Jenis-jenis strategi bersaing berdasarkan pesaing yang dapat diterapkan perusahaan untuk memperoleh posisi unggul adalah:

1. Pemimpin berbiaya rendah

Di satu sisi, perusahaan yang bersaing sebagai pemimpin biaya rendah, yang mereka cari adalah memiliki pangsa pasar tertinggi dengan mencapai harga terendah di pasar. Karena usahanya ditujukan untuk menekan biaya produksi dan distribusinya semaksimal mungkin.

2. Pemimpin diferensiasi

Kemudian pemimpin diferensiasi dicirikan dengan menghasilkan produk dan program pemasaran yang menjadi unik dalam suatu pasar. Ini memberi mereka kepemimpinan dengan diferensiasi dalam pasar atau industri tertentu.

3. Fokus pemimpin

Untuk bagiannya, strategi ini didasarkan pada pengenalan segmen atau beberapa segmen yang diharapkan perusahaan untuk dilayani, ini memungkinkannya untuk lebih memfokuskan upayanya untuk melayani kelompok pelanggan itu atau kelompok pelanggan itu dengan lebih baik, daripada mencoba untuk mencakup seluruh pasar.

Jenis strategi berbasis pelanggan yang kompetitif

Disiplin utama nilai berorientasi pelanggan sebagai strategi bersaing adalah:

1. Kepemimpinan produk

Perusahaan yang memilih untuk bersaing dengan strategi kepemimpinan produk mengkhususkan diri dalam menciptakan produk dan layanan yang benar-benar unggul dari pesaing lainnya, menempatkan mereka di garis depan inovasi dan kinerja.

Hal ini membuat produk dan layanan baru ini menjadi usang dengan produk lain yang sudah ada, termasuk produk yang sama yang diproduksi oleh perusahaan yang sama.

2. Keintiman dengan klien

Dalam hal ini, yang dicari perusahaan adalah mencapai kepuasan maksimal atas kebutuhan pelanggannya dengan mengadaptasi baik produk maupun layanannya.
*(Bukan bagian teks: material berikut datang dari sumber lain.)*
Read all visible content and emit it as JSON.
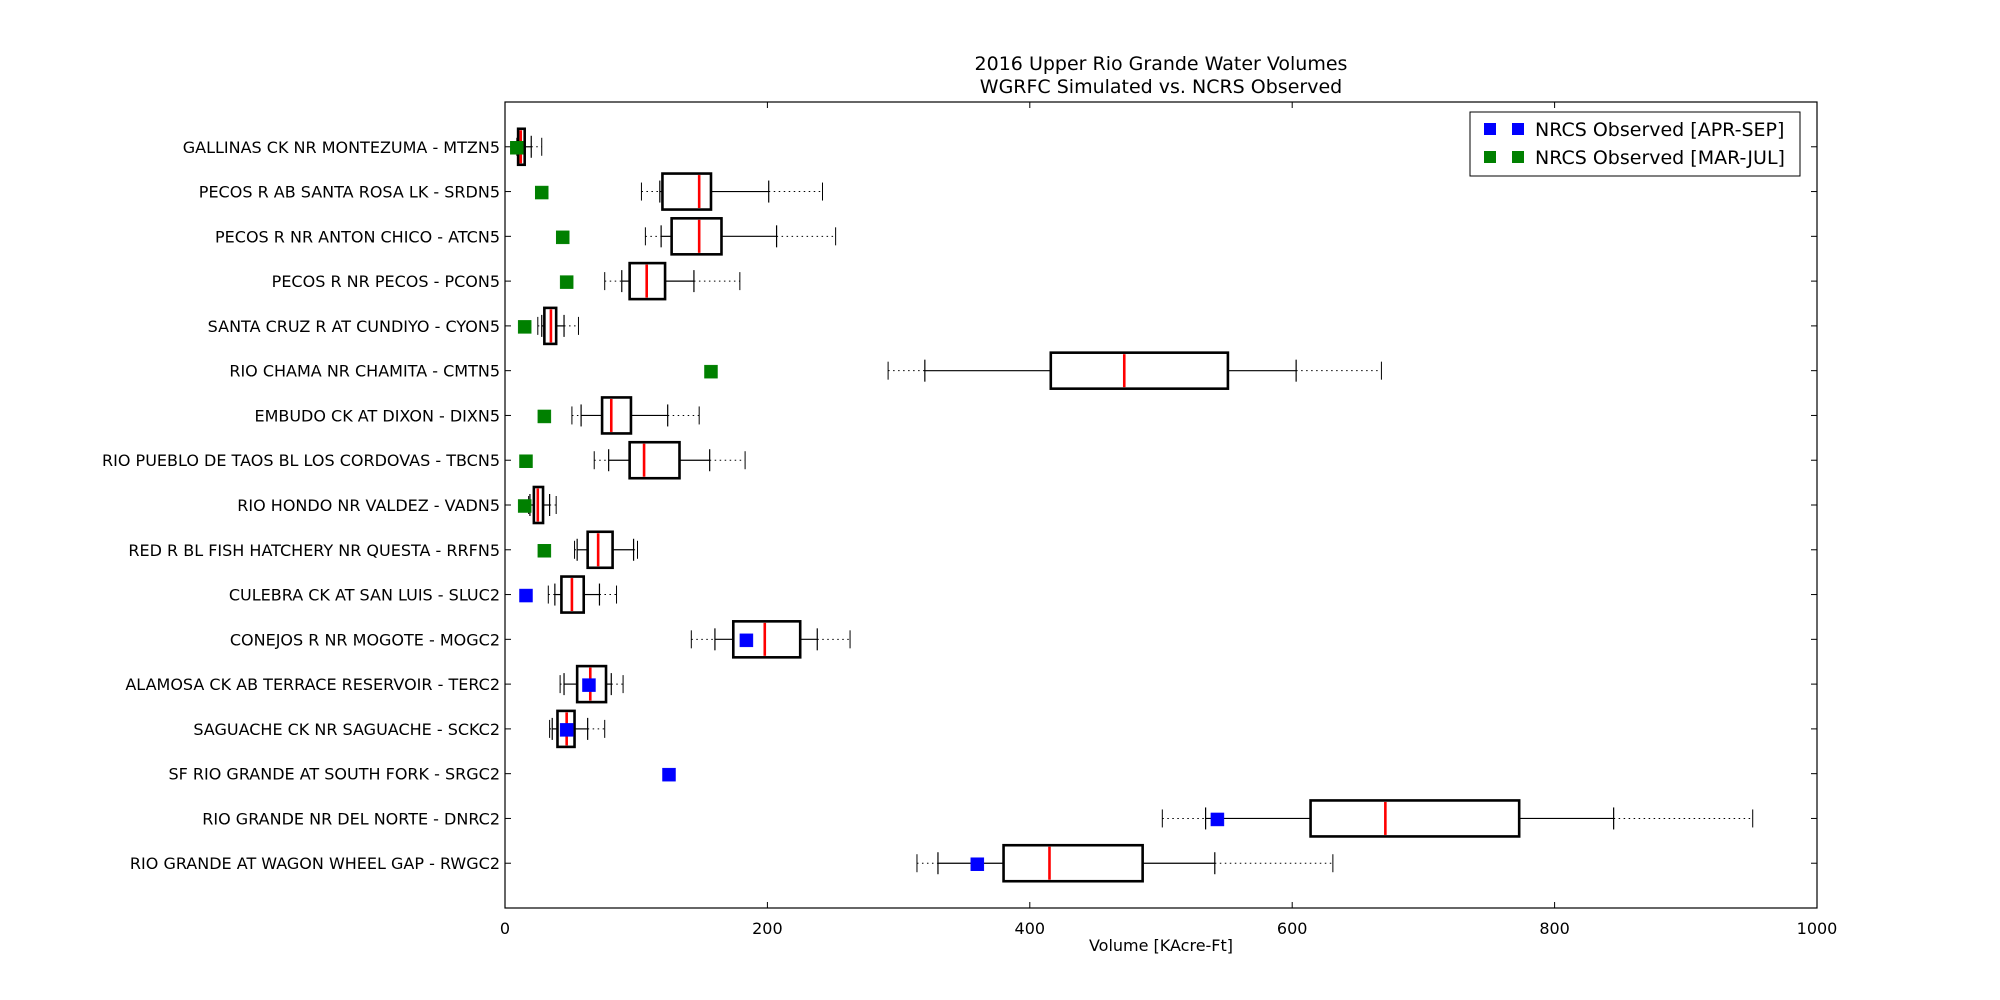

Hal ini dicapai dengan memelihara hubungan yang lebih langsung dengan pelanggan, yang memungkinkan mereka untuk mengenal mereka lebih baik dan memenuhi kebutuhan mereka secara lebih spesifik.

3. Keunggulan operasional

Dengan cara yang sama, ini adalah perusahaan-perusahaan yang penyampaian nilainya didasarkan pada pemberian nilai yang unggul baik dalam harga, kualitas, dan layanan yang diberikannya kepada pasar. Ini menawarkan produk yang dapat diandalkan, dengan harga yang baik, dan tersedia dengan mudah.

Jenis Strategi Berbasis Pelanggan yang Kompetitif

Akhirnya, jelas bahwa setiap perusahaan harus memilih dan menerapkan strategi bersaing berdasarkan pesaing atau pelanggan. Hanya dengan cara ini ia akan dapat memperoleh keunggulan kompetitif dan posisi yang diharapkan dalam lingkungan persaingan pasar atau industri tempat ia beroperasi dan menjadi perusahaan pemenang.